I should get the results of the biopsy in a couple of weeks.


  1. There you are! All alive and everything, despite those setbacks. Ow, poor veins.

    I love going under too, except for The Dark Thoughts that plague me. Like: How do they know you don't feel any pain? MAYBE you just don't REMEMBER it. That sort of thing.

    Anyway, down those pills, girl. And have a good rest.

  2. I had one of those: Who are you really? interrogations once. Been avoiding dealing with humans eversince ;-)

  3. Why don't they just write in big letters on the top of their file: "Ms Jekyll (née Hyde)"? Then you can happily use either ego and they will know who you are.

    Actually isn't that how they do it in the Old Girls' News? (Cold shudder)

    We don't have that problem here though, as we have these things called 'ID cards'...
    Actually we have two, the normal ID card, and another specific one for social security, which they swipe at every occasion, and which tells them how you should be charged depending on your social security status.

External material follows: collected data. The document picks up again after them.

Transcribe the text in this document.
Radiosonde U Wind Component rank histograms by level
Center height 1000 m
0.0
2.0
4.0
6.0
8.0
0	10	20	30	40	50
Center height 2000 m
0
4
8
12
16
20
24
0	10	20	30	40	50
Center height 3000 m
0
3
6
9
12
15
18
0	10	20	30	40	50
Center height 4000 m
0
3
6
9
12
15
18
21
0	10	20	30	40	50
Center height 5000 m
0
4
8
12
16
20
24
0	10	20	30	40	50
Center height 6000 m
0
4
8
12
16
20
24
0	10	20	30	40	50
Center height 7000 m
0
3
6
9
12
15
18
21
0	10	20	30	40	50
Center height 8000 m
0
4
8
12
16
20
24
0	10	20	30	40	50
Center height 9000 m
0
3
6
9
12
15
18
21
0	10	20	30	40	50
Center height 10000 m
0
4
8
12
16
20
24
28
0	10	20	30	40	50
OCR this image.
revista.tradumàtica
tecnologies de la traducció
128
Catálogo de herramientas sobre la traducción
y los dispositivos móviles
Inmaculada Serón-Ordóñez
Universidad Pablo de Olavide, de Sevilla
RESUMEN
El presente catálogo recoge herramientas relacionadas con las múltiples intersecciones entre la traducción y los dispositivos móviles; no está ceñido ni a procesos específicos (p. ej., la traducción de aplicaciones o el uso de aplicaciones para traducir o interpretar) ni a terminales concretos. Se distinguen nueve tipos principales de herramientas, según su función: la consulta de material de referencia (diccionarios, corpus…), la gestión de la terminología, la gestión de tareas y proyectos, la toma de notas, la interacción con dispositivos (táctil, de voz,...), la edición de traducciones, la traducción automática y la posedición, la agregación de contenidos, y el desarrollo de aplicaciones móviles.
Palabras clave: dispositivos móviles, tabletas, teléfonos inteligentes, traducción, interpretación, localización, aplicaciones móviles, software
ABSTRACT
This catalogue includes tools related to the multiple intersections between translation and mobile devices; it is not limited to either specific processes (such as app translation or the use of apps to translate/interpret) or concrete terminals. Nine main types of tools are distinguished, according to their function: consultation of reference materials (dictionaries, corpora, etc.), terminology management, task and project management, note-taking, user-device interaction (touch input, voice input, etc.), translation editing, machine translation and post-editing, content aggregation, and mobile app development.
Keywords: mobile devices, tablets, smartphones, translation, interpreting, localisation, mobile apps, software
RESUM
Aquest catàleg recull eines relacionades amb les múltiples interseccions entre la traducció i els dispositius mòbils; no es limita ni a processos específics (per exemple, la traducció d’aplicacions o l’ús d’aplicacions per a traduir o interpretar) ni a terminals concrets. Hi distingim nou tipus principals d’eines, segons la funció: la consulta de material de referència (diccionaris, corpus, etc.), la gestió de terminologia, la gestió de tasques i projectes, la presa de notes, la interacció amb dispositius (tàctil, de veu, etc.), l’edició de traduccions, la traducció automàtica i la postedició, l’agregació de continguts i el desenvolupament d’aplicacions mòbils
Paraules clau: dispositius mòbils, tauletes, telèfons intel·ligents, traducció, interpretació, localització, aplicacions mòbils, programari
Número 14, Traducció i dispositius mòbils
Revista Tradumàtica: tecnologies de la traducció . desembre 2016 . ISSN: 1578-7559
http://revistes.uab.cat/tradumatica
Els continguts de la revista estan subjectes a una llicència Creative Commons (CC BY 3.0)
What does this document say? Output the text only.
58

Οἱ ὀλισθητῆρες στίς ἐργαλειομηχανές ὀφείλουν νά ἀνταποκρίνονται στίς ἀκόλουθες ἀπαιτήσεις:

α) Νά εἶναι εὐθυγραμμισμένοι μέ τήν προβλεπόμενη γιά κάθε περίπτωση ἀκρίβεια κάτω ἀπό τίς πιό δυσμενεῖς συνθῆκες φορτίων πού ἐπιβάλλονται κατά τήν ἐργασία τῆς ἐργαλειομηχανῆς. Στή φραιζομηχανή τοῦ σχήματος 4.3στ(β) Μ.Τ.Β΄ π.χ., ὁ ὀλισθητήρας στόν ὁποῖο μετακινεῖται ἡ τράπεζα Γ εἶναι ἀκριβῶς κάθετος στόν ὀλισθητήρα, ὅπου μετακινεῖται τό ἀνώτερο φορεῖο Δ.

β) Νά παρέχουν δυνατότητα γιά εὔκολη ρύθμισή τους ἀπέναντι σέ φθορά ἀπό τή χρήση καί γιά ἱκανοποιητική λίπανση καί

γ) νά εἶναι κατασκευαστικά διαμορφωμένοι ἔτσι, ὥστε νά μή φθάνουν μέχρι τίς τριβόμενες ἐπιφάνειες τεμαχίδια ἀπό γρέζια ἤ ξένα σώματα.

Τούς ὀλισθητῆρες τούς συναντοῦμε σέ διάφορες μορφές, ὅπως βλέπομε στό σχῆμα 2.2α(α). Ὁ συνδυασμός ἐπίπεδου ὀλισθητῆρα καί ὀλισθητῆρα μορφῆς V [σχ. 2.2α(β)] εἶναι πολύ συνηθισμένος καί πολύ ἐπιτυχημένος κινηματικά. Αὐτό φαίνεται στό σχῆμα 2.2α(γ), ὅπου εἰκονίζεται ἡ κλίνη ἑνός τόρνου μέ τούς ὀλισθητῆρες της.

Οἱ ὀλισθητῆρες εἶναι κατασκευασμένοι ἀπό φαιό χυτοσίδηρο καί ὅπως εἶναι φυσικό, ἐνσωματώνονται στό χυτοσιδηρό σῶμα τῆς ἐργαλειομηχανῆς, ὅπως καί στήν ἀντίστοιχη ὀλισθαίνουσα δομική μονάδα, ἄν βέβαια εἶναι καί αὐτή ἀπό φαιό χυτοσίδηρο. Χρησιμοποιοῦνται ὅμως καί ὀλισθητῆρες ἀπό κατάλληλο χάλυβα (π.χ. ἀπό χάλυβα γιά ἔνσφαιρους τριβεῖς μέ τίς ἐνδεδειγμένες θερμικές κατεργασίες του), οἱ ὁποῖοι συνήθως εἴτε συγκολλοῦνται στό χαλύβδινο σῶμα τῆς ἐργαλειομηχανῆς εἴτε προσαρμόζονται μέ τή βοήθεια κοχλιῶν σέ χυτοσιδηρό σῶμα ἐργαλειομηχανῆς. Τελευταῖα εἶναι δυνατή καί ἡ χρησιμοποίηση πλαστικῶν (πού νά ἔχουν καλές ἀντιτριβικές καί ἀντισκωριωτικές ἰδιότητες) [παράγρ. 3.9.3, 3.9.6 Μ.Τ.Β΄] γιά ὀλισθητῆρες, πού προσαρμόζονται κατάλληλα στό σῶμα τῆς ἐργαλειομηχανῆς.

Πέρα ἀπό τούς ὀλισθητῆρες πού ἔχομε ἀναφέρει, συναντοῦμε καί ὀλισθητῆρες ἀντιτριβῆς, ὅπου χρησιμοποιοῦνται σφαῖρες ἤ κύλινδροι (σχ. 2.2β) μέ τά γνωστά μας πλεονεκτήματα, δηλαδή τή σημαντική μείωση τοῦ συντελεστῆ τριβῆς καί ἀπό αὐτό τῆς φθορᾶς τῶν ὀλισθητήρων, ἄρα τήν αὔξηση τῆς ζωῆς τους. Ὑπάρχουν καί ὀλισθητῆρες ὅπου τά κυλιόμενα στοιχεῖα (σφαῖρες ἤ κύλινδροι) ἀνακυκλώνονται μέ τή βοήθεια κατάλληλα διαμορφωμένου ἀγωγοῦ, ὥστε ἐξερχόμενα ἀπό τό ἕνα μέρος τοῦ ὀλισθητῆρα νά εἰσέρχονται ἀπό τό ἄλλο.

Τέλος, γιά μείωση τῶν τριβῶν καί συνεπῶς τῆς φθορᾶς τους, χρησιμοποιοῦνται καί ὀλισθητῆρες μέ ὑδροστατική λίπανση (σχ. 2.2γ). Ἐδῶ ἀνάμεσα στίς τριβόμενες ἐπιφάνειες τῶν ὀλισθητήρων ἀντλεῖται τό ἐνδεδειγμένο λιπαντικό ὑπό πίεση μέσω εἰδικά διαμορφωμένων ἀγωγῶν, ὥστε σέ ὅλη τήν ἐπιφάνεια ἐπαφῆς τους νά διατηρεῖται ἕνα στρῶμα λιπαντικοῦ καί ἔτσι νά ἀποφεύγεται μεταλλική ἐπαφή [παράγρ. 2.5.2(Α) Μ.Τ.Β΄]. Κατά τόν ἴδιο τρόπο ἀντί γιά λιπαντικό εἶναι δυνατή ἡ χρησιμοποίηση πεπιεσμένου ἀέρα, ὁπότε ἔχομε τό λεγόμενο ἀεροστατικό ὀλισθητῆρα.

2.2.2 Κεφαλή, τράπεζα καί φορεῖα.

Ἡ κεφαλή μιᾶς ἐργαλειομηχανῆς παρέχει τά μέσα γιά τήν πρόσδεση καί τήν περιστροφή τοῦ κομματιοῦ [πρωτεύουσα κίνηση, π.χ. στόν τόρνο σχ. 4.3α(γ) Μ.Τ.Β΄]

    Let us see that monkey when it's done - most intruiging!

    G x

  4. I am a big fan of the medicine induced sleep as well. I've told my husband about a million times since my egg retrieval how wonderful the snooze was... He is convinced I'm some sort of undercover addict!

  5. Glad to hear that the operation wasn't too bad. Wishing you a few quiet days recovering/crocheting.

  6. So glad all went well and you are one step closer to the next IVF. I had the big name change issue too for awhile...I ended up not changing it until I was pregnant with baby #1...because it wasn't my maiden name...but my 1st husband's name and I don't think my current husband wanted his baby boy rolled out in a bassinette with my ex-husband's last name on it. Ha ha! Had it not been for that....I probably would still be using it! All my degrees are in that name and all my medical records for about 15 it was hard!

    Hope the results of the biopsy are favorable AND...from reading about your NHS...I truley hope the US never goes national on healthcare...cuz even though the current system least I can navigate through it and make things happen on my own.


  7. The name confusion is one of the reasons I didn't change mine -- I knew I'd forget one really important place.

    I like the oblivion, too. I always wake up really pissed off that someone is bothering me. I just want to sleep, people!

    Glad everything went well and hoping for good biopsy results!

  8. ouchie re: your veins and the hack attack
    I too love general and get conscious sedation for fillings at the dentist...yep an addict in a past life ;)

  9. So glad your procedure went well. What did they discover during their spelunking expedition?

    Oooh, and please post a picture of your crocheted monkey! I love to knit stuffed animals and other creatures. I made a really cool set of aliens last year.

  10. Hang on, hang on. You're crocheting a monkey?? Is it for me? Excellent, thanks

  11. I hope you will share the crocheted monkey when you are through. I'd like to see how many painkillers you were taking. :)

    Sorry to hear about the novice needleman. Glad the rest went well though (aside from not knowing who you are...)

  12. Glad to hear it all went well - especially as I am due for mine this Friday.

    Erm, scrap that. 5 days overdue and counting. Don't think they'll operate so late in my cycle ... Anyhoo. When it *eventually* happens I'll go in looking forward to the snooze! x

  13. Glad that it went okay, paper pants and all. But the vein search does not sound amusing.

    I have the same problem with my name, by the way. Our initial diagnosis and first few years of trying - maiden. Then, when I switched to my married: pandemonium. You'd think there are systems to account for these discrepancies. Apparently not.